En 2013, l’écrivain Boris Akounine, l’une des figures de l’opposition démocratique, interroge Navalny sur son goût « pour la rhétorique nationaliste », exprimant ses doutes sur sa capacité à diriger un jour le pays. Aujourd’hui, même s’ils saluent son courage, certains opposants au Kremlin se méfient toujours de lui.
Qu’en est-il ? Le nationalisme occupe dans le parcours politique de Navalny une place importante, de la fin des années 2000 au début des années 2010. En 2007, il participe à la création du mouvement « Le Peuple » (Narod), avec l’écrivain national-bolchévique Zakhar Prilepine. A cette période le nationalisme a le vent en poupe. Les agressions des skinheads se multiplient, notamment contre les Caucasiens.
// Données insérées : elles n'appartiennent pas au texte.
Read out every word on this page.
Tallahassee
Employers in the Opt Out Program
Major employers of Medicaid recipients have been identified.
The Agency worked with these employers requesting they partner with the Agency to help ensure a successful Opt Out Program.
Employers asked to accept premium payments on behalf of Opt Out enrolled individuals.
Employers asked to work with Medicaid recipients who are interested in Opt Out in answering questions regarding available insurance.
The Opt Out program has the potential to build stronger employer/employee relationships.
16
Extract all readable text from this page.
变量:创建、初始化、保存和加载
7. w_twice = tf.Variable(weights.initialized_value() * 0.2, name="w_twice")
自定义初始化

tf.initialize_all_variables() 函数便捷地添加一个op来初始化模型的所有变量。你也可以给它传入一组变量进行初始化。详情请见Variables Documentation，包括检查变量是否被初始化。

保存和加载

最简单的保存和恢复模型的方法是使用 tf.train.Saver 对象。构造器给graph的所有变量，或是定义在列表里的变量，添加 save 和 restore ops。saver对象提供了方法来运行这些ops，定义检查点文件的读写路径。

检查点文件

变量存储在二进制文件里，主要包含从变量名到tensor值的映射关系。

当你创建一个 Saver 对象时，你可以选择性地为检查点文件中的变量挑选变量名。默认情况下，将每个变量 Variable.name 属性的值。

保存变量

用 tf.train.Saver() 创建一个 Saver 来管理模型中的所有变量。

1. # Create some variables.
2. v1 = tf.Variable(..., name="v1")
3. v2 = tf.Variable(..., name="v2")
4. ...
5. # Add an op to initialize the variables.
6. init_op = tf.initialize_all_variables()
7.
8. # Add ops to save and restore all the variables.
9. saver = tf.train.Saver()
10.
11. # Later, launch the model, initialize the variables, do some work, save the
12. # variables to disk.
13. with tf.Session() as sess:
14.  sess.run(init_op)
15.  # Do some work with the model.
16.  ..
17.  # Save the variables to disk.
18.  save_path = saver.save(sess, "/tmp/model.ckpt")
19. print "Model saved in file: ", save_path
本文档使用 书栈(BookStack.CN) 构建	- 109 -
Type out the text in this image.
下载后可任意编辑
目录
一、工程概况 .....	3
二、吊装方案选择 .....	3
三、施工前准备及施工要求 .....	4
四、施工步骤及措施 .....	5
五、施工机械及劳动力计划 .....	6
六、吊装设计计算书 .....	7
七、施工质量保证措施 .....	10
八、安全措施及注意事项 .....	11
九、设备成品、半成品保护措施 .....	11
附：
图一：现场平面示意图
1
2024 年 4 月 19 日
La réaction des autorités face aux attaques racistes est ambiguë, parfois, complaisante. Mais beaucoup de nationalistes sont des adversaires enragés de Vladimir Poutine. C’est l’époque où les adeptes de l’écrivain Edouard Limonov, fondateur du parti national-bolchévique, souvent plus anars que fascistes, manifestent aux côtés de l’opposition libérale. Eux sont réprimés sans pitié.
Alexeï Navalny, au même moment, veut coûte que coûte décloisonner l’opposition libérale, l’ouvrir à d’autres milieux que les classes cultivées des grandes villes. Il décide ainsi de s’adresser à la jeunesse en colère. Pour la séduire, il fait de la lutte contre l’immigration clandestine l’un de ses chevaux de bataille. Il tourne un clip dans lequel il compare implicitement des combattants tchétchènes à des mouches et des cafards, et appelle à légaliser l’usage des armes à feu pour s’en défendre.
De l’anti-immigration à l’anticorruption
Il participe, à partir de 2007, aux « marches russes », qui rassemblent chaque année diverses organisations nationalistes, jusqu’à l’extrême droite la plus radicale. Il prétend de son côté défendre un nationalisme démocratique et, dit-il, « normal », non radical. Cette offensive politique est critiquée dans son camp. Il est exclu du parti libéral Iabloko, dans lequel il militait.